14 Ekim 2012 11:50 | 2553 kez okundu
İkinci Dünya Savaşı, 1 Eylül 1939 günü Nazilerin Polonya’yı işgaliyle başladı. Ardında 52 milyon ölü, milyonlarca yaralı, sakat ve harabeye dönmüş kentler ile acı ve gözyaşı bıraktı. İnsanlık tarihinin bu en acımasız, en kanlı ve en kirli savaşının başladığı gün, yani 1 Eylül, Dünya Barış Günü olarak kabul edildi.

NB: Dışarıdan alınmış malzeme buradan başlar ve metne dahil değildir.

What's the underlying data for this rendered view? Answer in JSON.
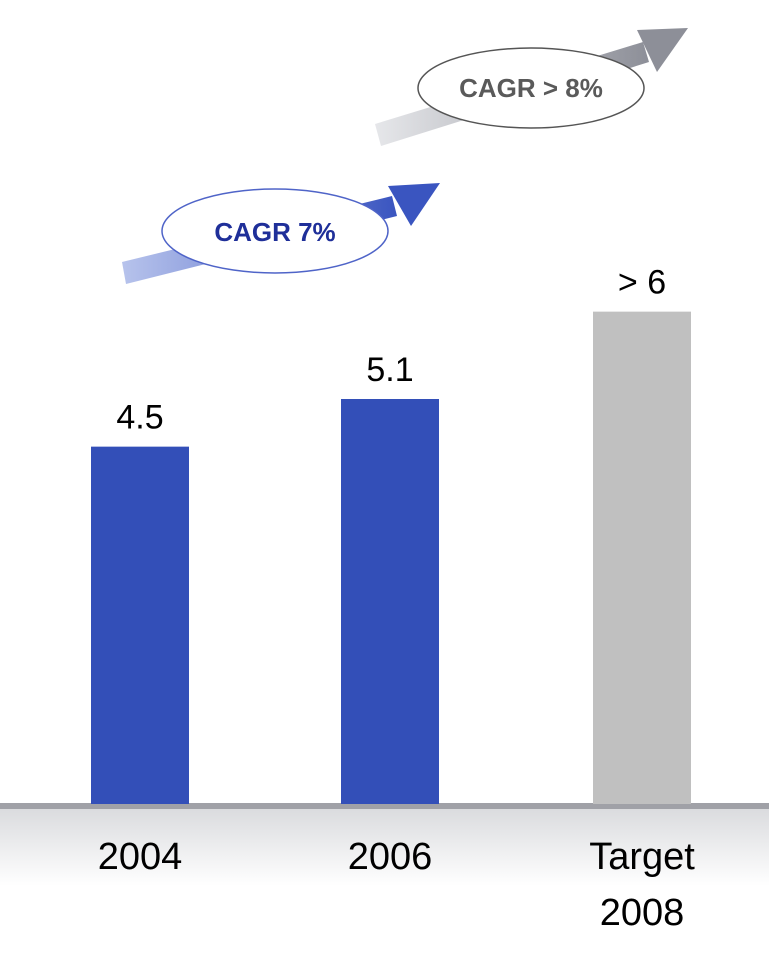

Günümüzde, küresel emperyalizm kuşatma ve yok etme atağını, etki alanını genişleterek sürdürmektedir. Sonu getirilemeyen çatışmalar, terör ve şiddet, dünyanın birçok noktasında insanlığın geleceğini tehdit etmektedir. Küreselleşme dünya uluslarına; barış, adalet, kardeşlik, özgürlük değil, aksine daha fazla yoksulluk, daha fazla işsizlik, daha fazla açlık ve daha fazla savaş getirmiştir. Küreselleşme, Irak’tan Filistin’e, Afganistan’dan Libya ve Suriye’ye kadar insan ve yaşam karşıtı eylemlerini sürdürmektedir.

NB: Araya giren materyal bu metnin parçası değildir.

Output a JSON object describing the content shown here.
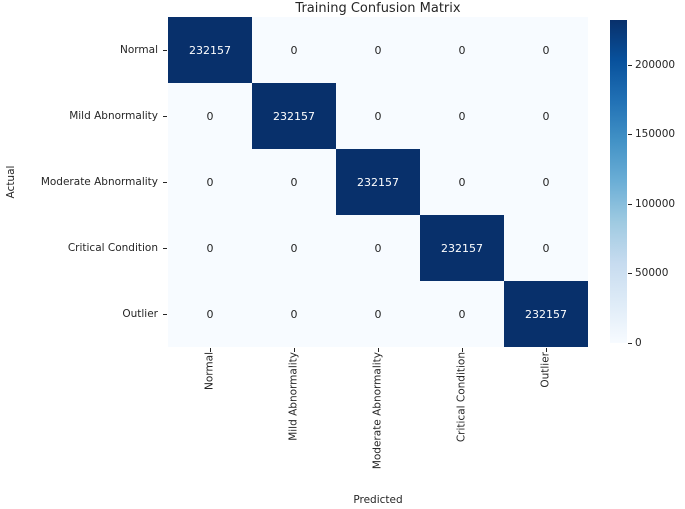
{
  "chart_data": {
    "type": "heatmap",
    "title": "Training Confusion Matrix",
    "xlabel": "Predicted",
    "ylabel": "Actual",
    "x_categories": [
      "Normal",
      "Mild Abnormality",
      "Moderate Abnormality",
      "Critical Condition",
      "Outlier"
    ],
    "y_categories": [
      "Normal",
      "Mild Abnormality",
      "Moderate Abnormality",
      "Critical Condition",
      "Outlier"
    ],
    "matrix": [
      [
        232157,
        0,
        0,
        0,
        0
      ],
      [
        0,
        232157,
        0,
        0,
        0
      ],
      [
        0,
        0,
        232157,
        0,
        0
      ],
      [
        0,
        0,
        0,
        232157,
        0
      ],
      [
        0,
        0,
        0,
        0,
        232157
      ]
    ],
    "vmin": 0,
    "vmax": 232157,
    "colormap": "Blues",
    "colormap_stops": [
      "#f7fbff",
      "#deebf7",
      "#c6dbef",
      "#9ecae1",
      "#6baed6",
      "#4292c6",
      "#2171b5",
      "#08519c",
      "#08306b"
    ],
    "colorbar_ticks": [
      0,
      50000,
      100000,
      150000,
      200000
    ],
    "colors": {
      "cell_high": "#08306b",
      "cell_low": "#f7fbff",
      "annotation_light": "#ffffff",
      "annotation_dark": "#262626",
      "tick": "#262626",
      "background": "#ffffff"
    },
    "legend_position": "right-colorbar",
    "grid": false
  }
}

Bugün Amerikan emperyalizminin başını çektiği egemen güçler, “özgürlük ve demokrasi” söylemlerinin arkasına gizlenerek, enerji kaynaklarını ele geçirme hırsıyla Ortadoğu’yu kan gölüne çevirmektedir. Suriye’de yaşananlar bunun son örneğidir. Emperyalizmin Ortadoğu’yu yeniden yapılandırma projesine alet olan AKP ise Suriye’ye karşı savaş çığırtkanlığı yapmaktadır.
Türkiye’de siyasi sorumluluk üstlenenlerin, Atatürk’ün 80 yıl boyunca cumhuriyetimizin dış politikasını yönlendiren “Yurtta barış, dünyada barış” ilkesinin hedefini çok iyi değerlendirmeleri ve ders almaları zorunludur. Çünkü biz, teslimiyetçi dış politika izlemeyen, savaşa, işgale ve talana ortak olmayan, barış içinde bir Türkiye istiyoruz.

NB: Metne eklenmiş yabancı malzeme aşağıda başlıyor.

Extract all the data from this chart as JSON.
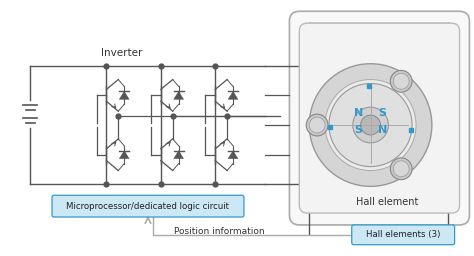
{
  "bg_color": "#ffffff",
  "line_color": "#555555",
  "blue_color": "#3399cc",
  "light_blue_fill": "#cce8f4",
  "gray_fill": "#cccccc",
  "title": "Inverter",
  "label_microprocessor": "Microprocessor/dedicated logic circuit",
  "label_hall_element": "Hall element",
  "label_position_info": "Position information",
  "label_hall_elements3": "Hall elements (3)",
  "s_label": "S",
  "n_label": "N",
  "figsize": [
    4.74,
    2.56
  ],
  "dpi": 100
}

Biz, barışın, demokrasinin ve insan haklarının yerleşmediği bir ülkede emekçilerin haklarının da korunmasının olanaklı olmadığını biliyoruz. Demokrasiye, insan haklarına ve hukukun üstünlüğüne inanan ve yıllardır terörün acısını yüreğinde duyan Eğitim-İş üyeleri olarak artık dünyada barış olsun istiyoruz. Okullarımızda savaşların tarihini değil, barışı anlatmak istiyoruz.
Barışın, sevginin ve hoşgörünün herkes tarafından yaşam biçimi olarak benimsendiği; savaşın, terörün, çatışmanın, şiddetin, kavganın olmadığı bir dünya dileklerimizle, tüm halkımızın ve dünya uluslarının Dünya Barış Günü’nü kutluyoruz.